A growing number of couples are participating in the NRMP. For applicants who participate as a couple, the match process is more challenging. In addition to each deciding on a specialty, they must coordinate their match lists, taking into consideration the distance between residency programs as they create and rank pairs of choices. Communication and compromise are key – and good practice for any relationship! The NRMP guarantees that both applicants will match at the highest rank combination in which both applicants have been accepted.
Among the couples in the UA College of Medicine Class of 2009 are Michelle Burke and North Noelck, who will be married in April.

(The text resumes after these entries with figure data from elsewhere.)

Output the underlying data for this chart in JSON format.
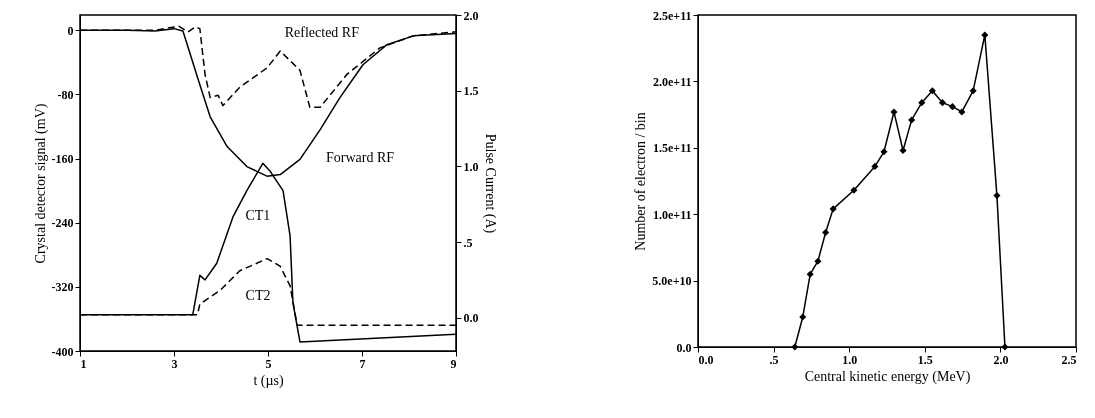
{
  "chart_data": [
    {
      "type": "line",
      "xlabel": "t (µs)",
      "ylabel": "Crystal detector signal (mV)",
      "y2label": "Pulse Current (A)",
      "xlim": [
        1,
        9
      ],
      "xticks": [
        1,
        3,
        5,
        7,
        9
      ],
      "ylim": [
        -400,
        19
      ],
      "yticks": [
        0,
        -80,
        -160,
        -240,
        -320,
        -400
      ],
      "y2lim": [
        -0.22,
        2.0
      ],
      "y2ticks": [
        {
          "value": 2.0,
          "label": "2.0"
        },
        {
          "value": 1.5,
          "label": "1.5"
        },
        {
          "value": 1.0,
          "label": "1.0"
        },
        {
          "value": 0.5,
          "label": ".5"
        },
        {
          "value": 0.0,
          "label": "0.0"
        }
      ],
      "series": [
        {
          "name": "Forward RF",
          "color": "#000000",
          "line_style": "solid",
          "x": [
            1,
            2,
            2.6,
            3.0,
            3.19,
            3.55,
            3.77,
            4.13,
            4.55,
            4.98,
            5.26,
            5.68,
            6.11,
            6.53,
            7.02,
            7.53,
            8.09,
            9
          ],
          "values": [
            0,
            0,
            -1,
            2,
            -1,
            -68,
            -108,
            -145,
            -170,
            -182,
            -180,
            -161,
            -124,
            -84,
            -43,
            -18,
            -7,
            -4
          ]
        },
        {
          "name": "Reflected RF",
          "color": "#000000",
          "line_style": "dashed",
          "x": [
            1,
            2,
            2.6,
            2.9,
            3.1,
            3.3,
            3.45,
            3.55,
            3.66,
            3.77,
            3.94,
            4.04,
            4.4,
            4.98,
            5.26,
            5.68,
            5.89,
            6.11,
            6.68,
            7.38,
            8.09,
            9
          ],
          "values": [
            0,
            0,
            0,
            3,
            5,
            -2,
            4,
            2,
            -55,
            -84,
            -81,
            -94,
            -71,
            -47,
            -26,
            -50,
            -96,
            -96,
            -55,
            -22,
            -7,
            -2
          ]
        },
        {
          "name": "CT1",
          "color": "#000000",
          "line_style": "solid",
          "axis": "y2",
          "x": [
            1,
            3.4,
            3.55,
            3.66,
            3.91,
            4.26,
            4.55,
            4.89,
            5.04,
            5.32,
            5.47,
            5.53,
            5.68,
            9
          ],
          "values": [
            0.02,
            0.02,
            0.28,
            0.25,
            0.36,
            0.67,
            0.84,
            1.02,
            0.97,
            0.84,
            0.54,
            0.1,
            -0.16,
            -0.11
          ]
        },
        {
          "name": "CT2",
          "color": "#000000",
          "line_style": "dashed",
          "axis": "y2",
          "x": [
            1,
            3.5,
            3.55,
            3.98,
            4.4,
            4.98,
            5.26,
            5.47,
            5.62,
            9
          ],
          "values": [
            0.02,
            0.02,
            0.09,
            0.18,
            0.31,
            0.39,
            0.34,
            0.21,
            -0.05,
            -0.05
          ]
        }
      ]
    },
    {
      "type": "line",
      "xlabel": "Central kinetic energy  (MeV)",
      "ylabel": "Number of electron / bin",
      "marker": "diamond",
      "line_style": "solid",
      "xlim": [
        0,
        2.5
      ],
      "xticks": [
        {
          "value": 0,
          "label": "0.0"
        },
        {
          "value": 0.5,
          "label": ".5"
        },
        {
          "value": 1.0,
          "label": "1.0"
        },
        {
          "value": 1.5,
          "label": "1.5"
        },
        {
          "value": 2.0,
          "label": "2.0"
        },
        {
          "value": 2.5,
          "label": "2.5"
        }
      ],
      "ylim": [
        0,
        250000000000.0
      ],
      "yticks": [
        {
          "value": 0,
          "label": "0.0"
        },
        {
          "value": 50000000000.0,
          "label": "5.0e+10"
        },
        {
          "value": 100000000000.0,
          "label": "1.0e+11"
        },
        {
          "value": 150000000000.0,
          "label": "1.5e+11"
        },
        {
          "value": 200000000000.0,
          "label": "2.0e+11"
        },
        {
          "value": 250000000000.0,
          "label": "2.5e+11"
        }
      ],
      "series": [
        {
          "color": "#000000",
          "x": [
            0.64,
            0.693,
            0.742,
            0.793,
            0.844,
            0.894,
            1.031,
            1.17,
            1.23,
            1.296,
            1.356,
            1.413,
            1.48,
            1.55,
            1.617,
            1.683,
            1.745,
            1.82,
            1.897,
            1.977,
            2.03
          ],
          "values": [
            0,
            22600000000.0,
            54800000000.0,
            64600000000.0,
            86200000000.0,
            104000000000.0,
            118000000000.0,
            136000000000.0,
            147000000000.0,
            177000000000.0,
            148000000000.0,
            171000000000.0,
            184000000000.0,
            193000000000.0,
            184000000000.0,
            181000000000.0,
            177000000000.0,
            193000000000.0,
            235000000000.0,
            114000000000.0,
            0
          ]
        }
      ]
    }
  ]
}
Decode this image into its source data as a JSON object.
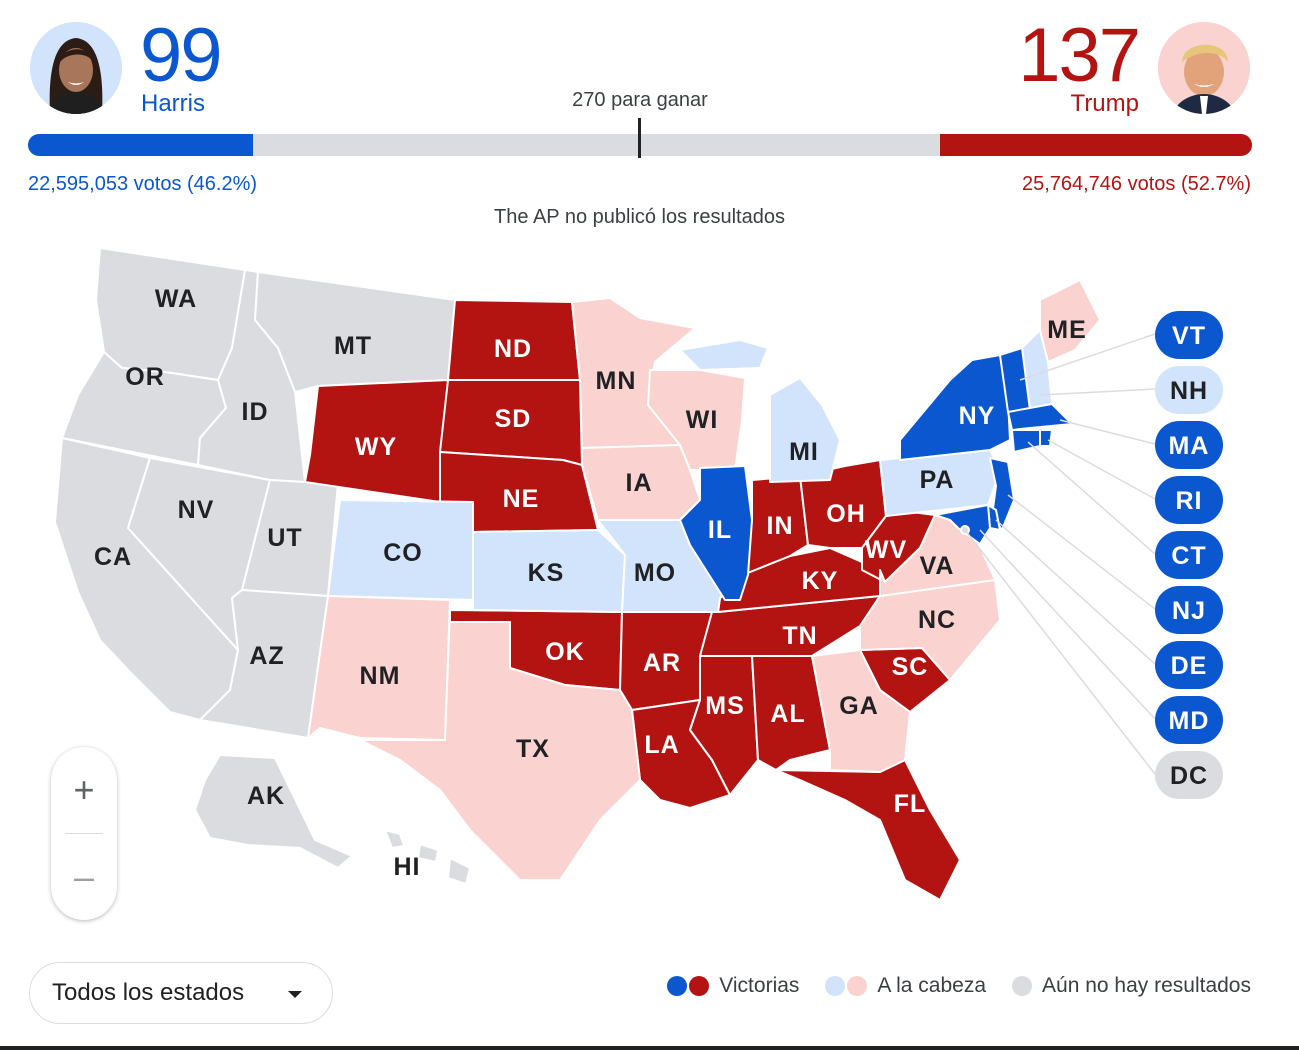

Michelle, 27, is a native Tucsonan. After graduating from University High in 1999, she attended Smith College in Northampton, Mass., where she majored in developmental psychology and played on the college soccer team. While in college, Michelle spent summers working as a research intern at The Autism Research Foundation in Boston, Mass. After four years of cold New England winters, she decided to move back to sunny Arizona to be closer to her family. “My family has always been very important to me,” she says. “It was their example of service to others and involvement in the local community during my youth that fostered my desire to go into medicine.” Michelle will be the first female doctor in her family. While in medical school, she met her fiancé, North Noelck, while playing on the medical school co-ed intramural soccer team.
North, 27, has been waiting for Match Day for some time now -- not since he was a child growing up in Avondale, Ariz., and dreaming of playing for the 2004-2007 Suns, he says, but at least since the interview process started last November. He attended Arizona State University where he graduated summa cum laude from the Barrett Honors College with a bachelor of science degree in biology. After “vaguely wondering” if a career in philosophy, economics or anthropology might best suit him, he decided to pursue medicine because, he quips, “The messy blend of art and science, people and purpose, drama and discovery, overshadowed the years of devoted studying and financial indebtedness.” North will share this stressful day with his parents, Alan and Carol Noelck, and his loving fiancée, Michelle.
Michelle and North will pursue residencies in pediatrics and medicine, respectively. “Though this is a busy time, it has been fun to go through this process with North,” says Michelle. “Knowing that we will be together has taken a little of the stress out of the equation -- and I can’t wait to see where we end up!”